The report, From Lament to Action, published by the Archbishops’ anti-racism task force, added that people responsible for senior appointments should undergo anti-racism recruitment training, and that 30 per cent of nominees for the Church’s leadership training programme should come from ethnic minorities.
The report brought together 47 recommendations that had not been acted upon from decades of previous reports on how the Church could address racism within its ranks. The recommendations, or “actions”, focused on areas of education, training and mentoring, investing in minority ethnic young people and reforming governance structures, as well as increasing the participation in the Church by clergy of colour.
The Archbishop of Canterbury, Justin Welby and the Archbishop of York, Stephen Cottrell, who together commissioned the report, said: “Racism is a sin ... and we are determined to make sure there is no room for it in the Church.
“But it is here. We have seen, time and time again, people being bullied, overlooked, undermined and excluded from the life of the Church, from the family of God. It breaks our hearts, and we are truly sorry.”

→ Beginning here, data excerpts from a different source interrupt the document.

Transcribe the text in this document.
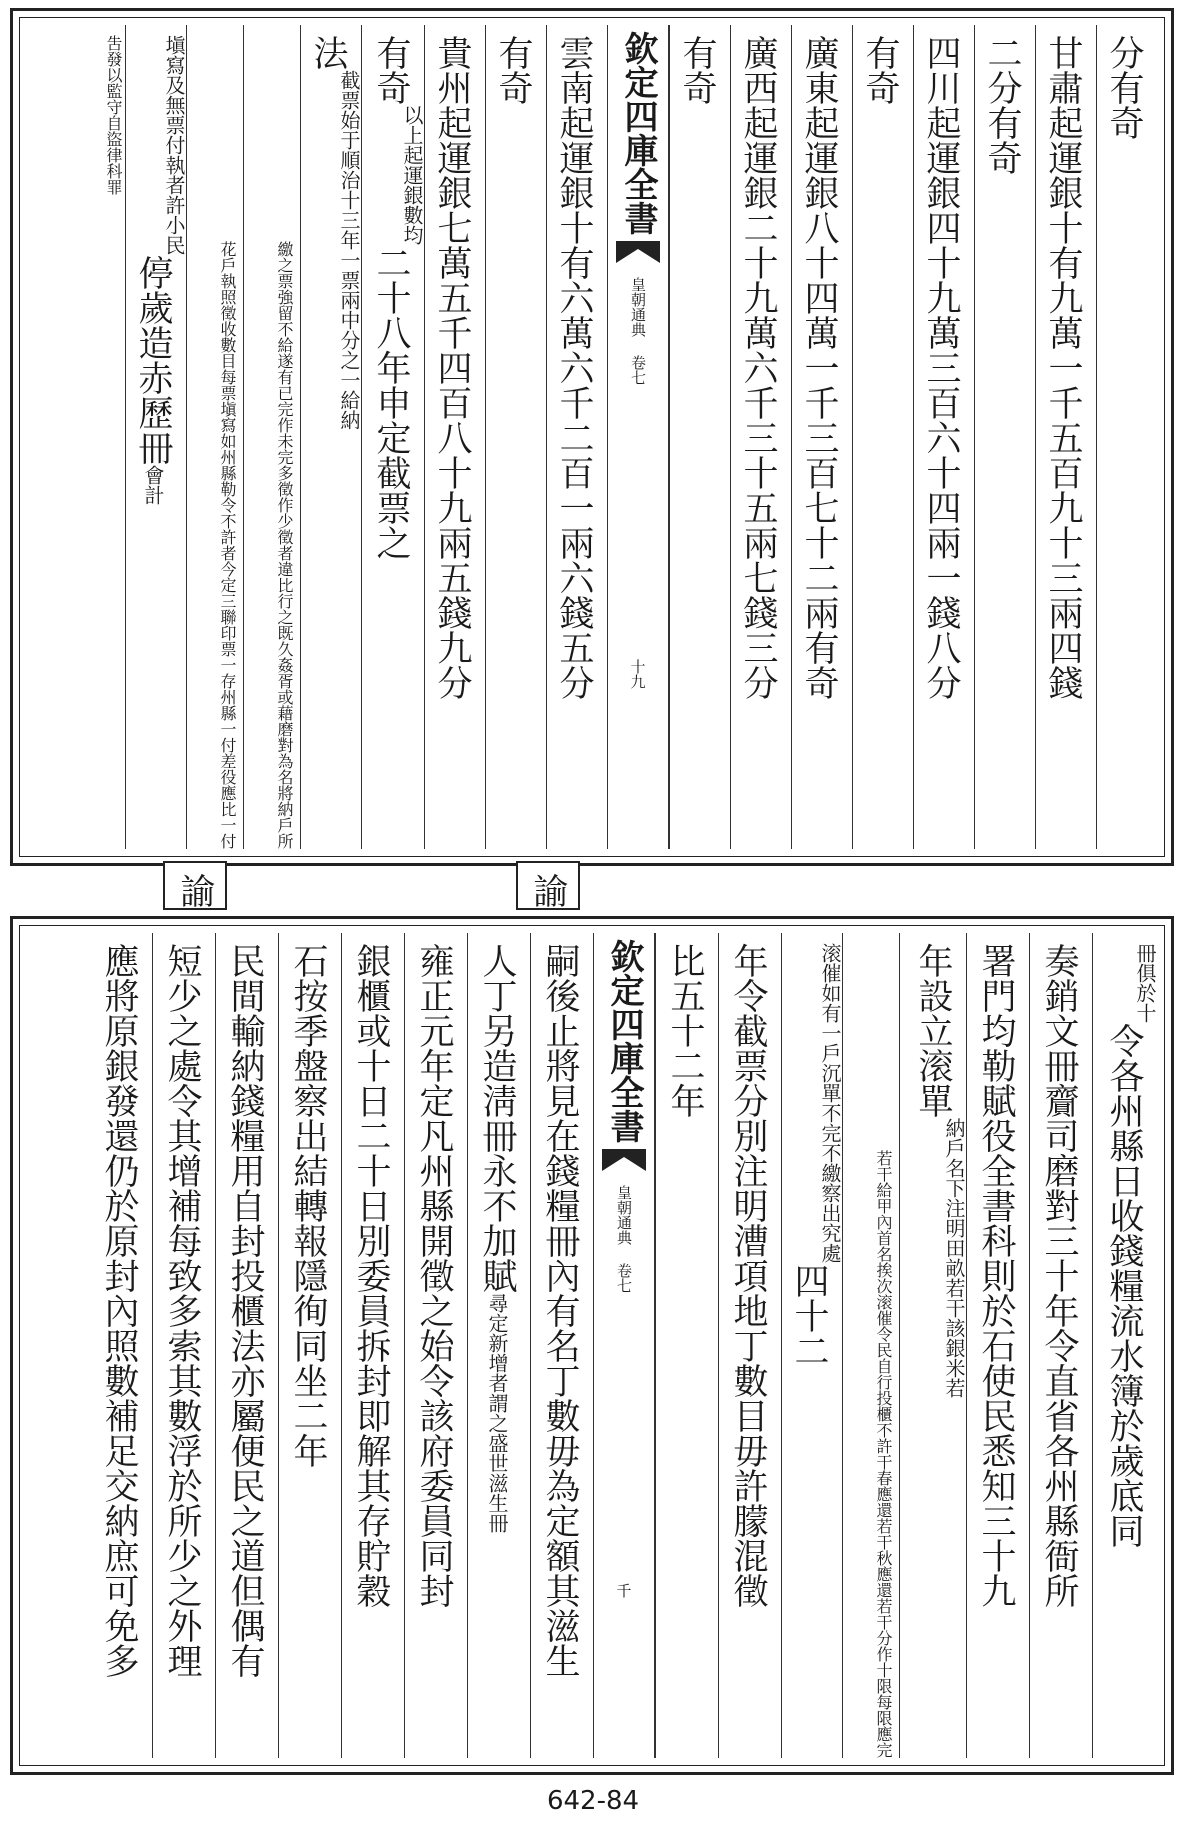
分有奇
甘肅起運銀十有九萬一千五百九十三兩四錢
二分有奇
四川起運銀四十九萬三百六十四兩一錢八分
有奇
廣東起運銀八十四萬一千三百七十二兩有奇
廣西起運銀二十九萬六千三十五兩七錢三分
有奇
欽定四庫全書
皇朝通典 卷七
十九
雲南起運銀十有六萬六千二百一兩六錢五分
有奇
貴州起運銀七萬五千四百八十九兩五錢九分
有奇以上起運銀數均二十八年申定截票之
法截票始于順治十三年一票兩中分之一給納
者違比行之既久姦胥或藉磨對為名將納戶所
繳之票強留不給遂有已完作未完多徵作少徵
者今定三聯印票一存州縣一付差役應比一付
花戶執照徵收數目每票塡寫如州縣勒令不許
塡寫及無票付執者許小民停歲造赤歷冊會計
吿發以監守自盜律科罪
諭	諭
冊俱於十令各州縣日收錢糧流水簿於歲底同
奏銷文冊齎司磨對三十年令直省各州縣衙所
署門均勒賦役全書科則於石使民悉知三十九
年設立滚單納戶名下注明田畝若干該銀米若
干春應還若干秋應還若干分作十限每限應完
若干給甲內首名挨次滚催令民自行投櫃不許
滚催如有一戶沉單不完不繳察出究處四十二
年令截票分別注明漕項地丁數目毋許朦混徵
比五十二年
欽定四庫全書
皇朝通典 卷七
千
嗣後止將見在錢糧冊內有名丁數毋為定額其滋生
人丁另造淸冊永不加賦尋定新增者謂之盛世滋生冊
雍正元年定凡州縣開徵之始令該府委員同封
銀櫃或十日二十日別委員拆封即解其存貯穀
石按季盤察出結轉報隱徇同坐二年
民間輸納錢糧用自封投櫃法亦屬便民之道但偶有
短少之處令其增補每致多索其數浮於所少之外理
應將原銀發還仍於原封內照數補足交納庶可免多
642-84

The prelates committed to adopting five of the recommendations immediately, which included asking the General Synod to add in ten ethnic minority candidates with full voting rights, inviting ethnic minority clergy to observe House of Bishops meetings until there are six minority clergy members and establishing a racial justice commission to hold the Church and the archbishops to account on racial justice.
Dr Joel Edwards, former director of the Evangelical Alliance, is to chair the commission.

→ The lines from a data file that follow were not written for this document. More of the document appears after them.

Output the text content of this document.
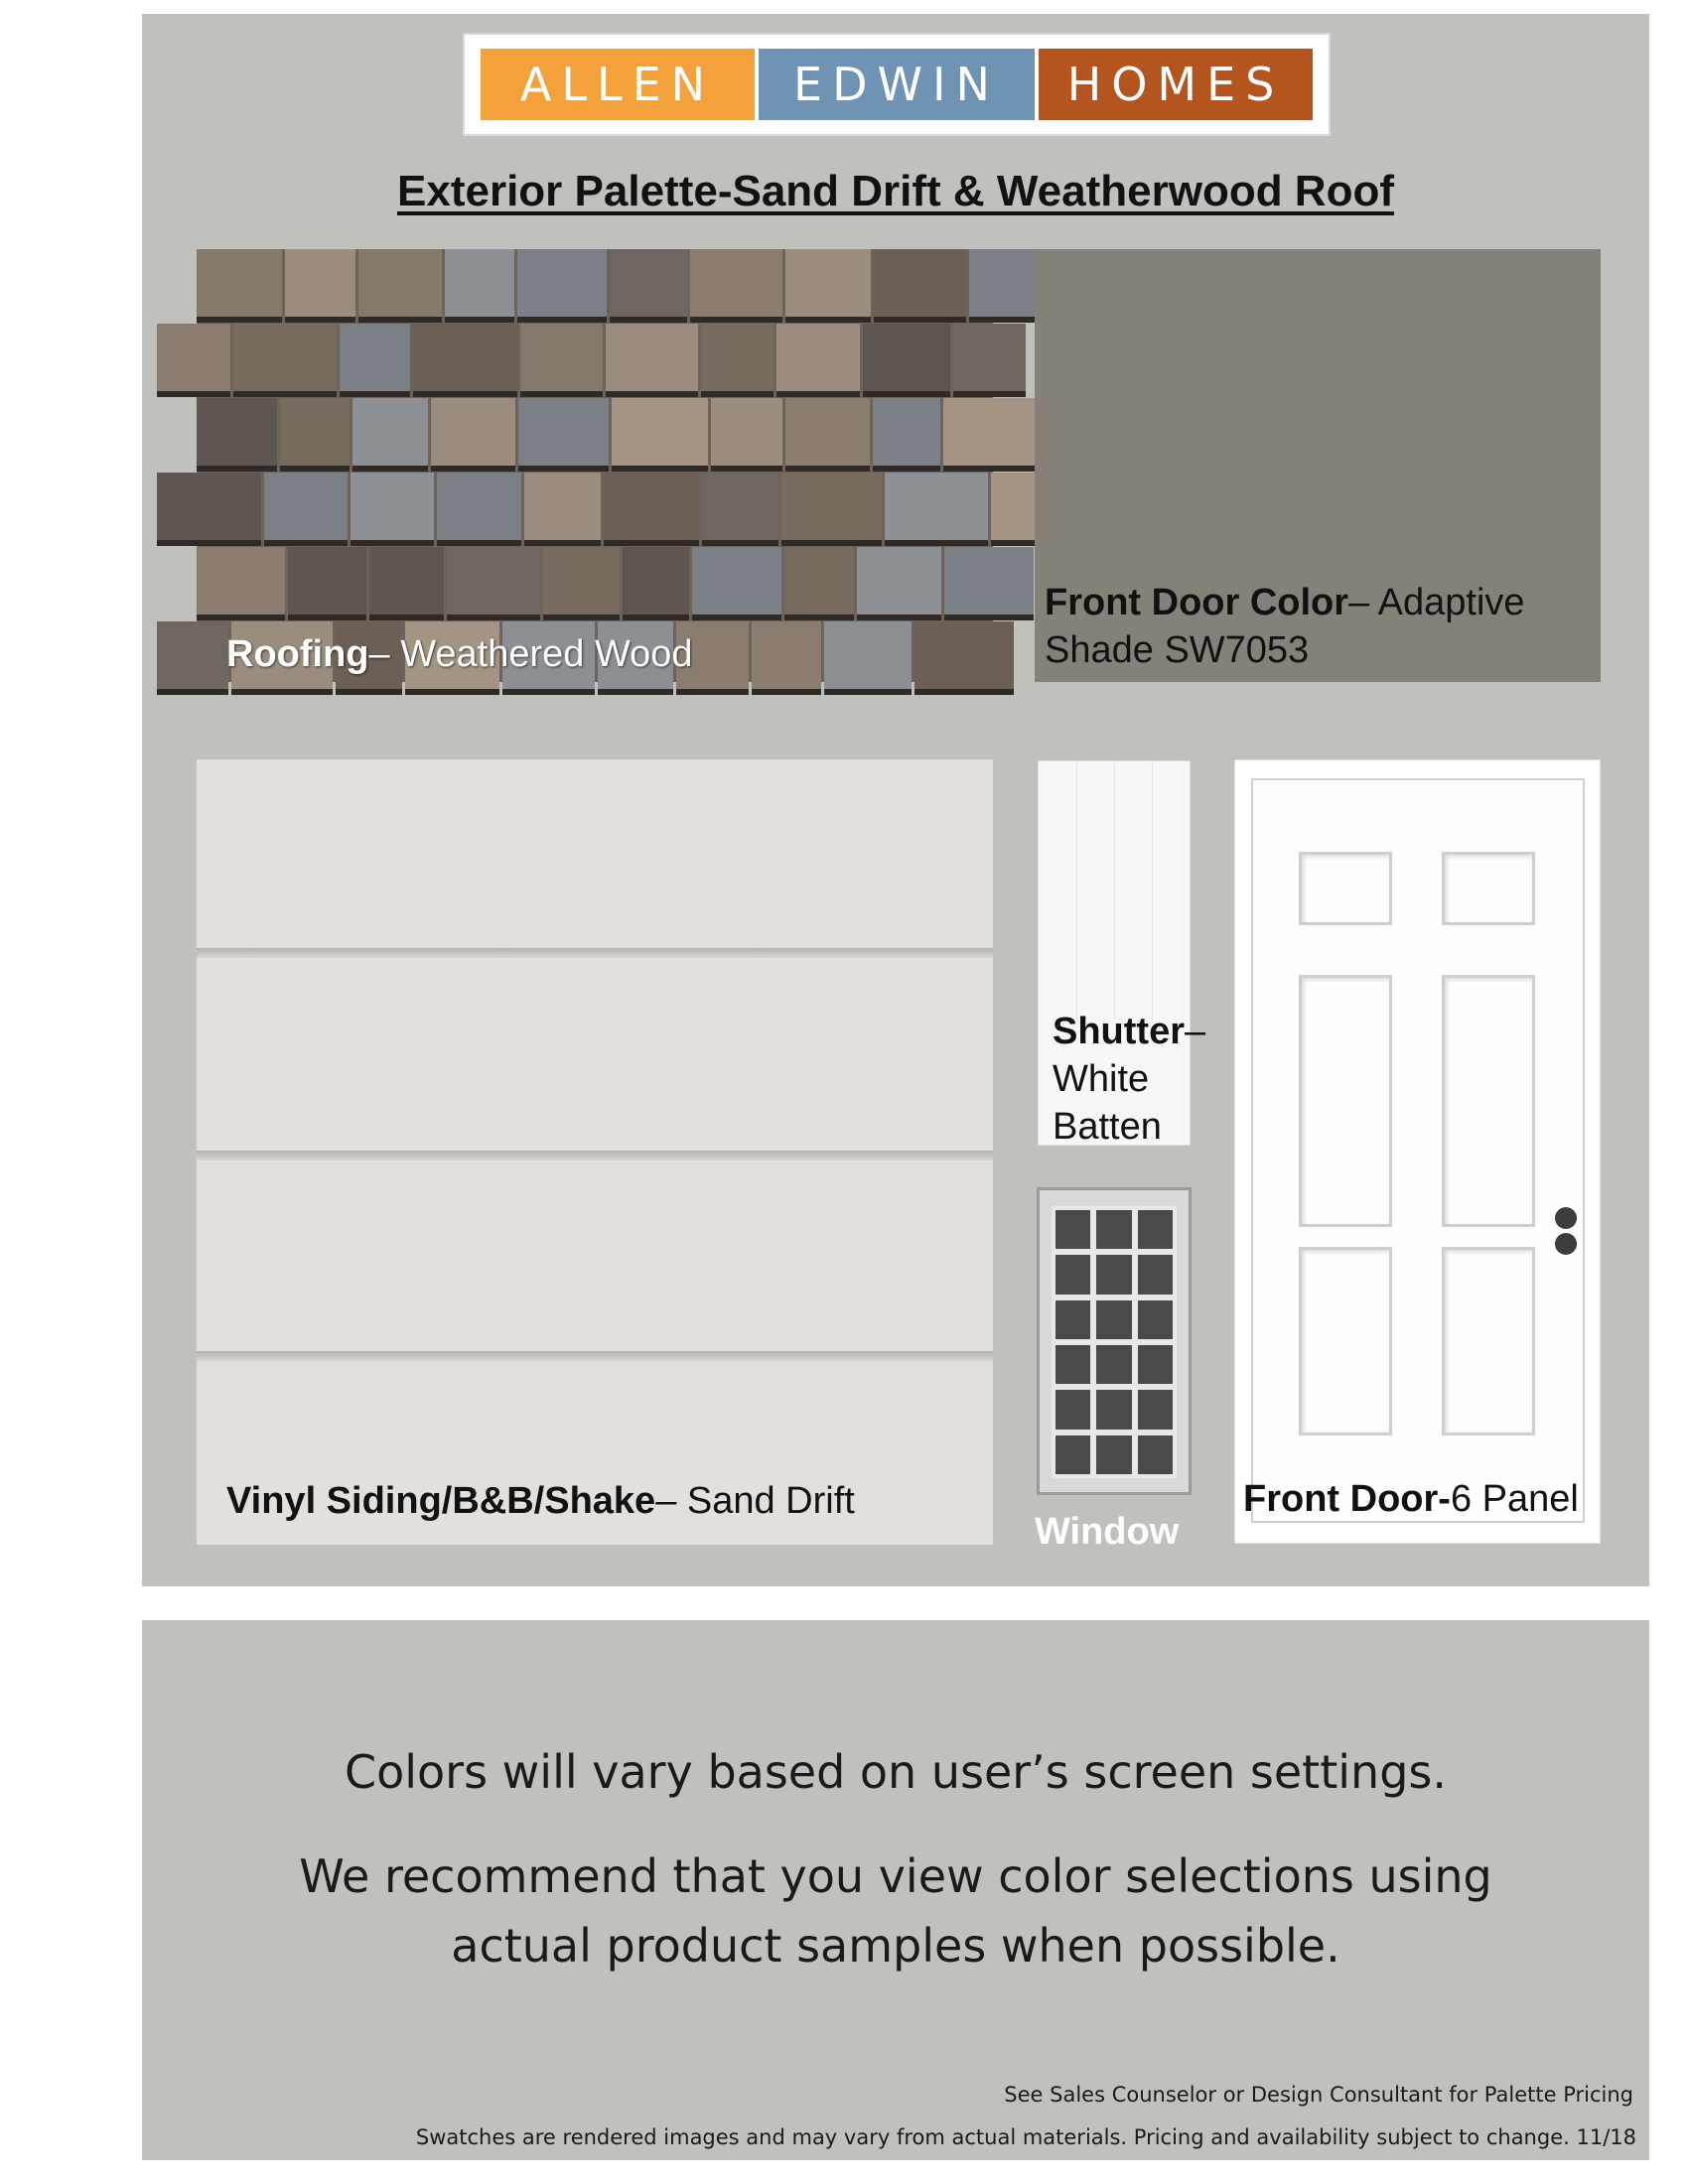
ALLEN	EDWIN	HOMES
Exterior Palette-Sand Drift & Weatherwood Roof
Roofing– Weathered Wood
Front Door Color– Adaptive Shade SW7053
Vinyl Siding/B&B/Shake– Sand Drift
Shutter– White Batten
Window
Front Door-6 Panel
Colors will vary based on user’s screen settings.
We recommend that you view color selections using actual product samples when possible.
See Sales Counselor or Design Consultant for Palette Pricing
Swatches are rendered images and may vary from actual materials. Pricing and availability subject to change. 11/18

Bishop Guli Francis-Dehqani of Chelmsford, the only diocesan bishop of colour, asked by The Tablet whether the report went far enough, replied: “If [the report] doesn’t yet go far enough, it certainly offers us a significant opportunity to take a very large step forward.” She added: “If this is going to be successful, it’s not about a witch-hunt, it’s about working to change culture, and that means allowing open and honest conversations.”
Meanwhile, the Board of Deputies of British Jews published some 119 recommendations as to how the UK Jewish community could improve its record on racial inclusivity. One recommendation was that synagogues “should encourage more Jews in their communities who identify as Black, of colour, or Sephardi, Mizrahi or Yemenite to consider semicha” (ordination).
Board of Deputies president, Marie van der Zyl, said in her foreword: “There is still much work to be done before we become an unequivocally anti-racist environment, that equally embraces all Jews of all ethnicities.”